There has been a lot of talk about moving away from the degree. Education and business leaders have declared the degree "broken" and "obsolete," and charged it with being an unreliable indicator of any real knowledge or skills. According to a recent survey, almost 60 percent of employers do not think that U.S. colleges and universities are adequately preparing students for the workforce. This system is obviously not working, but we are having a hard time switching away from it, partially because we do not yet have an agreed-upon system to replace it and partially because the costs of switching are seen as too high.
A recent University Ventures article describes how disruptions in travel and real estate met with opposite results due to the costs of switching away from the dominant model: Expedia successfully moved customers away from travel agents, while Zillow did not successfully move customers away from real estate agents. The reason was the vastly different costs of switching -- make a mistake in travel and you have a bad vacation; make a mistake in buying or selling a house and you have a significantly bigger problem. Real estate agent Richard Morrison put it aptly, "Look, real estate agents are still a thriving breed because the outcomes matter so deeply to people."
In education, the agents are colleges and universities: students trust them to prepare them for the workforce, and employers trust them to provide well-prepared candidates. But despite the fact that neither the students nor the employers are getting what they want, the switching costs of trying something else are perceived as too high. For students, a bachelor's degree translates into an additional $1 million over the course of a lifetime; for employers, a degree serves as a filter for wading through the average of 250 resumes they receive for every job opening.

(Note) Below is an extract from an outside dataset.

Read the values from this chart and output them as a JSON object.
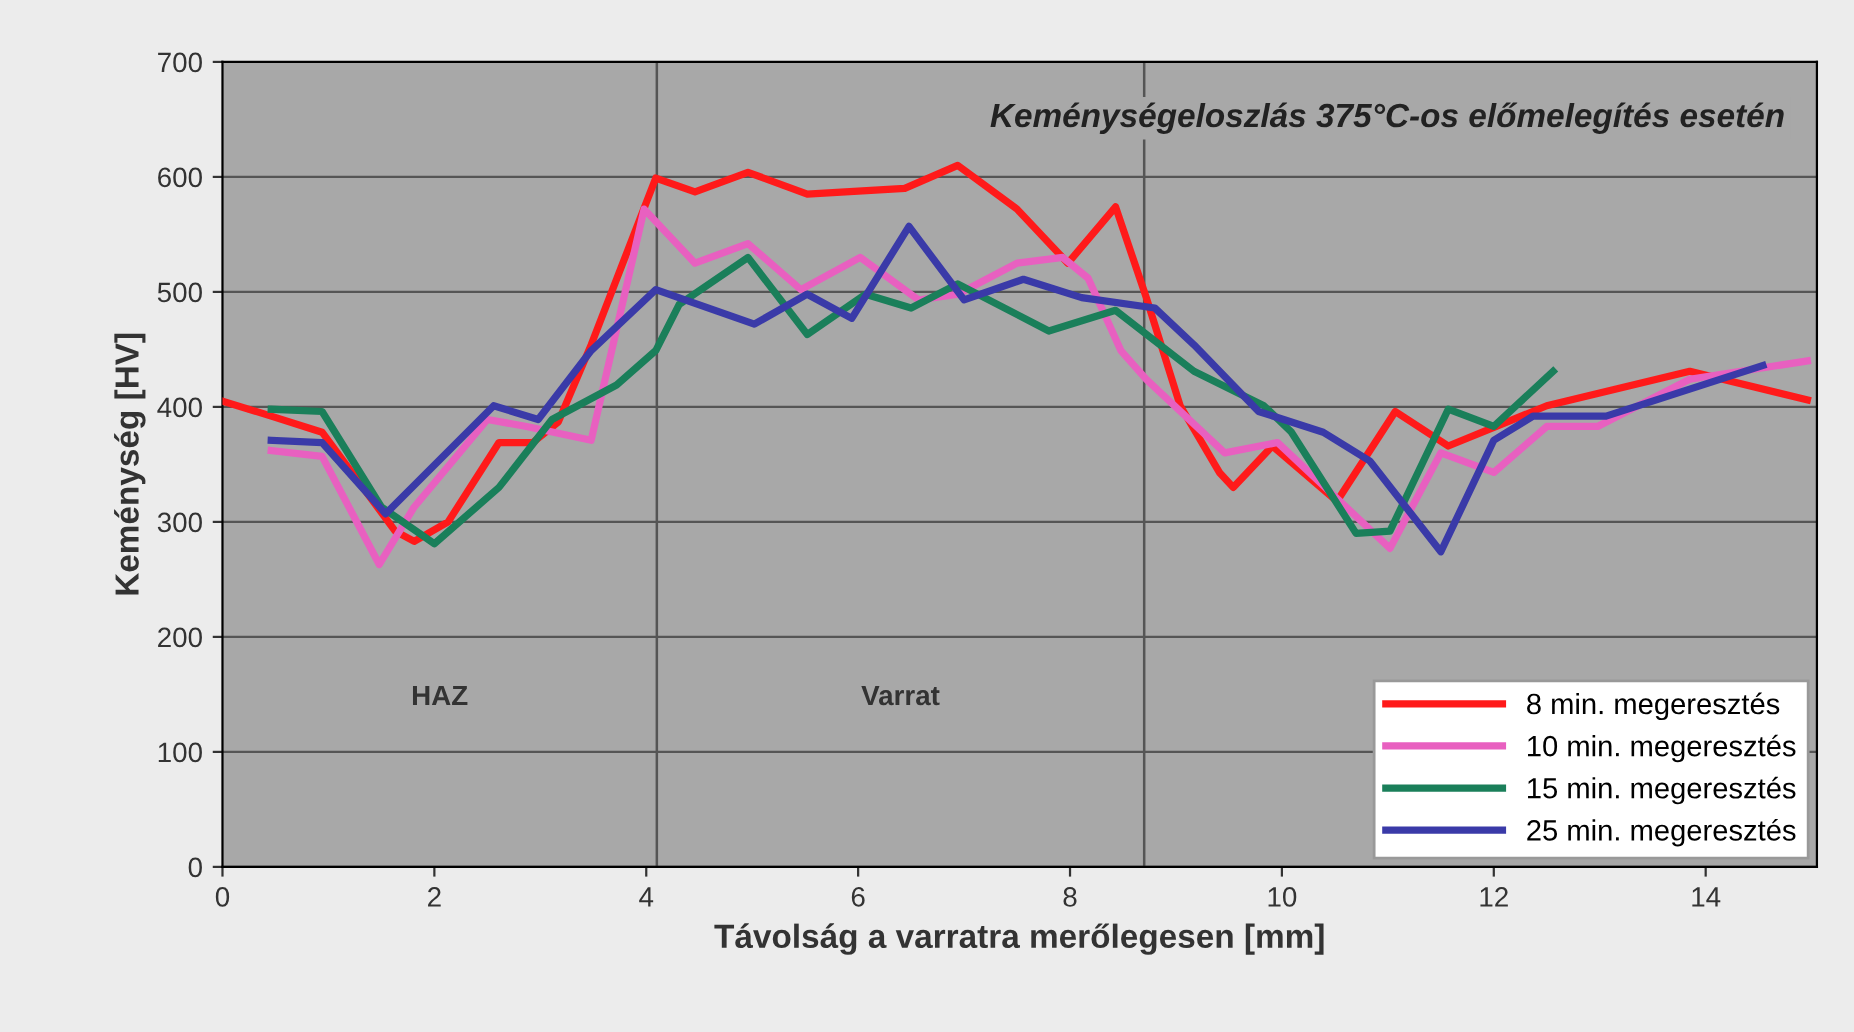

However, there are some companies that are starting to move away from the agent system and toward a model that is beneficial for both students and employers. Not surprisingly, the trendsetter in this movement is the tech industry. This industry has faced one of the largest skills gaps as technology has advanced and traditional computer science programs have failed to prepare students to meet the skyrocketing demand -- four-year programs take too long and many do not teach the newest languages that companies are looking for.
In response, tech companies have been partnering with code schools, intensive coding programs. Through these partnerships, students attain real job skills in a short period of time and employers have access to a pool of well-trained applicants. The success of these programs has been astounding. DevBootCamp, the first code school, now has locations in Chicago and San Francisco and will soon open in New York. Hack Reactor boasts a 98 percent graduate hiring rate, with the average salary around $110,000--after only 12 weeks of intense training. OrangeSoda, an internet marketing company, described these types of coding programs as "one of the quickest ways to find the right technical talent for our company. We know that graduates of these programs were taught effectively because they learned from a mentor and not just by sitting in a class."
Education needs to move away from agents and toward a system that actually works. The first step in this transformation is for employers to recognize that the skills gap can only be filled by actual skills, not by degrees. The switching cost may seem high now, but time will reveal that this is only an illusion.